Hi, get_collation_actual_version() in pg_locale.c currently excludes C.UTF-8 (and more generally C.*) from versioning, which makes pg_collation.collversion being empty for these collations.
char * get_collation_actual_version(char collprovider, const char *collcollate) { .... if (collprovider == COLLPROVIDER_LIBC && pg_strcasecmp("C", collcollate) != 0 && pg_strncasecmp("C.", collcollate, 2) != 0 && pg_strcasecmp("POSIX", collcollate) != 0) This seems to be based on the idea that C.* collations provide an immutable sort like "C", but it appears that it's not the case. For instance, consider how these C.UTF-8 comparisons differ between recent linux systems: U+1D400 = Mathematical Bold Capital A Debian 9.13 (glibc 2.24) => select 'A' < E'\U0001D400' collate "C.UTF-8"; ?column? ---------- t Debian 10.13 (glibc 2.28) => select 'A' < E'\U0001D400' collate "C.UTF-8"; ?column? ---------- f Debian 11.6 (glibc 2.31) => select 'A' < E'\U0001D400' collate "C.UTF-8"; ?column? ---------- f Ubuntu 22.04 (glibc 2.35) => select 'A' < E'\U0001D400' collate "C.UTF-8"; ?column? ---------- t So I suggest the attached patch to no longer exclude these collations from the generic versioning.
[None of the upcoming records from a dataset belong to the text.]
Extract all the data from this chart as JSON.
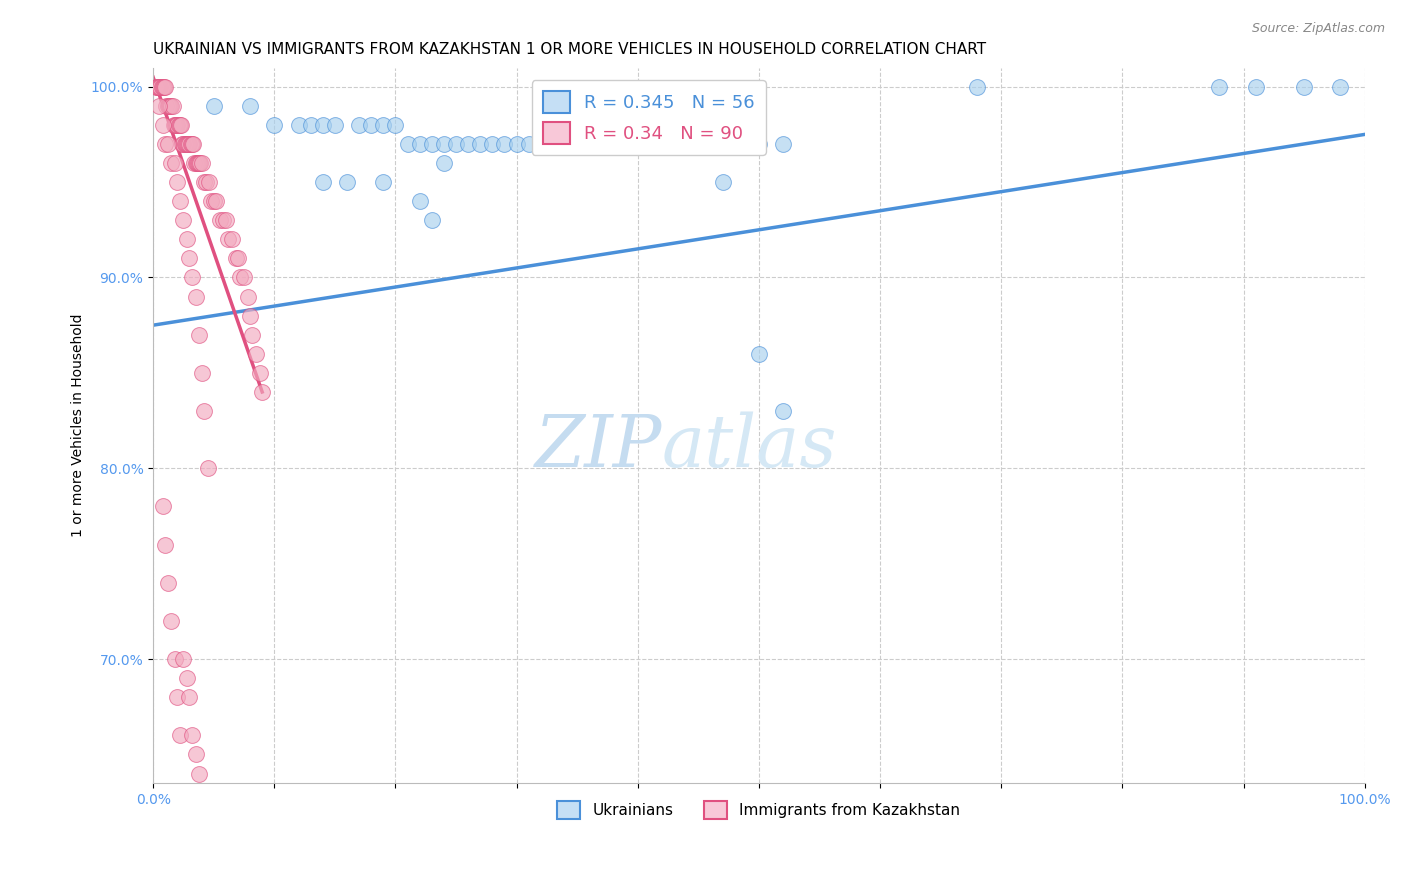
{
  "title": "UKRAINIAN VS IMMIGRANTS FROM KAZAKHSTAN 1 OR MORE VEHICLES IN HOUSEHOLD CORRELATION CHART",
  "source": "Source: ZipAtlas.com",
  "ylabel": "1 or more Vehicles in Household",
  "xlabel": "",
  "watermark_zip": "ZIP",
  "watermark_atlas": "atlas",
  "blue_R": 0.345,
  "blue_N": 56,
  "pink_R": 0.34,
  "pink_N": 90,
  "blue_color": "#A8D0EE",
  "pink_color": "#F2AABF",
  "trendline_blue": "#4A90D9",
  "trendline_pink": "#E05080",
  "legend_blue_face": "#C5DFF5",
  "legend_pink_face": "#F8C8D8",
  "xlim": [
    0.0,
    1.0
  ],
  "ylim": [
    0.635,
    1.01
  ],
  "x_ticks": [
    0.0,
    0.1,
    0.2,
    0.3,
    0.4,
    0.5,
    0.6,
    0.7,
    0.8,
    0.9,
    1.0
  ],
  "x_tick_labels": [
    "0.0%",
    "",
    "",
    "",
    "",
    "",
    "",
    "",
    "",
    "",
    "100.0%"
  ],
  "y_ticks": [
    0.7,
    0.8,
    0.9,
    1.0
  ],
  "y_tick_labels": [
    "70.0%",
    "80.0%",
    "90.0%",
    "100.0%"
  ],
  "blue_x": [
    0.05,
    0.08,
    0.1,
    0.12,
    0.13,
    0.14,
    0.15,
    0.17,
    0.18,
    0.19,
    0.2,
    0.21,
    0.22,
    0.23,
    0.24,
    0.25,
    0.26,
    0.27,
    0.28,
    0.29,
    0.3,
    0.31,
    0.32,
    0.33,
    0.34,
    0.35,
    0.36,
    0.37,
    0.38,
    0.39,
    0.4,
    0.41,
    0.42,
    0.43,
    0.44,
    0.45,
    0.46,
    0.47,
    0.48,
    0.49,
    0.5,
    0.52,
    0.14,
    0.16,
    0.19,
    0.22,
    0.68,
    0.88,
    0.91,
    0.95,
    0.98,
    0.23,
    0.24,
    0.47,
    0.5,
    0.52
  ],
  "blue_y": [
    0.99,
    0.99,
    0.98,
    0.98,
    0.98,
    0.98,
    0.98,
    0.98,
    0.98,
    0.98,
    0.98,
    0.97,
    0.97,
    0.97,
    0.97,
    0.97,
    0.97,
    0.97,
    0.97,
    0.97,
    0.97,
    0.97,
    0.97,
    0.97,
    0.97,
    0.97,
    0.97,
    0.97,
    0.97,
    0.97,
    0.97,
    0.97,
    0.97,
    0.97,
    0.97,
    0.97,
    0.97,
    0.97,
    0.97,
    0.97,
    0.97,
    0.97,
    0.95,
    0.95,
    0.95,
    0.94,
    1.0,
    1.0,
    1.0,
    1.0,
    1.0,
    0.93,
    0.96,
    0.95,
    0.86,
    0.83
  ],
  "pink_x": [
    0.002,
    0.003,
    0.004,
    0.005,
    0.006,
    0.007,
    0.008,
    0.009,
    0.01,
    0.011,
    0.012,
    0.013,
    0.014,
    0.015,
    0.016,
    0.017,
    0.018,
    0.019,
    0.02,
    0.021,
    0.022,
    0.023,
    0.024,
    0.025,
    0.026,
    0.027,
    0.028,
    0.029,
    0.03,
    0.031,
    0.032,
    0.033,
    0.034,
    0.035,
    0.036,
    0.037,
    0.038,
    0.039,
    0.04,
    0.042,
    0.044,
    0.046,
    0.048,
    0.05,
    0.052,
    0.055,
    0.058,
    0.06,
    0.062,
    0.065,
    0.068,
    0.07,
    0.072,
    0.075,
    0.078,
    0.08,
    0.082,
    0.085,
    0.088,
    0.09,
    0.005,
    0.008,
    0.01,
    0.012,
    0.015,
    0.018,
    0.02,
    0.022,
    0.025,
    0.028,
    0.03,
    0.032,
    0.035,
    0.038,
    0.04,
    0.042,
    0.045,
    0.008,
    0.01,
    0.012,
    0.015,
    0.018,
    0.02,
    0.022,
    0.025,
    0.028,
    0.03,
    0.032,
    0.035,
    0.038
  ],
  "pink_y": [
    1.0,
    1.0,
    1.0,
    1.0,
    1.0,
    1.0,
    1.0,
    1.0,
    1.0,
    0.99,
    0.99,
    0.99,
    0.99,
    0.99,
    0.99,
    0.98,
    0.98,
    0.98,
    0.98,
    0.98,
    0.98,
    0.98,
    0.97,
    0.97,
    0.97,
    0.97,
    0.97,
    0.97,
    0.97,
    0.97,
    0.97,
    0.97,
    0.96,
    0.96,
    0.96,
    0.96,
    0.96,
    0.96,
    0.96,
    0.95,
    0.95,
    0.95,
    0.94,
    0.94,
    0.94,
    0.93,
    0.93,
    0.93,
    0.92,
    0.92,
    0.91,
    0.91,
    0.9,
    0.9,
    0.89,
    0.88,
    0.87,
    0.86,
    0.85,
    0.84,
    0.99,
    0.98,
    0.97,
    0.97,
    0.96,
    0.96,
    0.95,
    0.94,
    0.93,
    0.92,
    0.91,
    0.9,
    0.89,
    0.87,
    0.85,
    0.83,
    0.8,
    0.78,
    0.76,
    0.74,
    0.72,
    0.7,
    0.68,
    0.66,
    0.7,
    0.69,
    0.68,
    0.66,
    0.65,
    0.64
  ],
  "blue_trend_x0": 0.0,
  "blue_trend_x1": 1.0,
  "blue_trend_y0": 0.875,
  "blue_trend_y1": 0.975,
  "pink_trend_x0": 0.0,
  "pink_trend_x1": 0.09,
  "pink_trend_y0": 1.005,
  "pink_trend_y1": 0.84,
  "grid_color": "#CCCCCC",
  "bg_color": "#FFFFFF",
  "title_fontsize": 11,
  "label_fontsize": 10,
  "tick_fontsize": 10,
  "tick_color": "#5599EE",
  "watermark_color_zip": "#C5DCF0",
  "watermark_color_atlas": "#D5E8F5"
}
Best regards, -- Daniel Vérité https://postgresql.verite.pro/ Twitter: @DanielVerite
diff --git a/src/backend/utils/adt/pg_locale.c b/src/backend/utils/adt/pg_locale.c index 092b620673..dd9c3a0c10 100644 --- a/src/backend/utils/adt/pg_locale.c +++ b/src/backend/utils/adt/pg_locale.c @@ -1727,7 +1727,6 @@ get_collation_actual_version(char collprovider, const char *collcollate) #endif if (collprovider == COLLPROVIDER_LIBC && pg_strcasecmp("C", collcollate) != 0 && - pg_strncasecmp("C.", collcollate, 2) != 0 && pg_strcasecmp("POSIX", collcollate) != 0) { #if defined(__GLIBC__)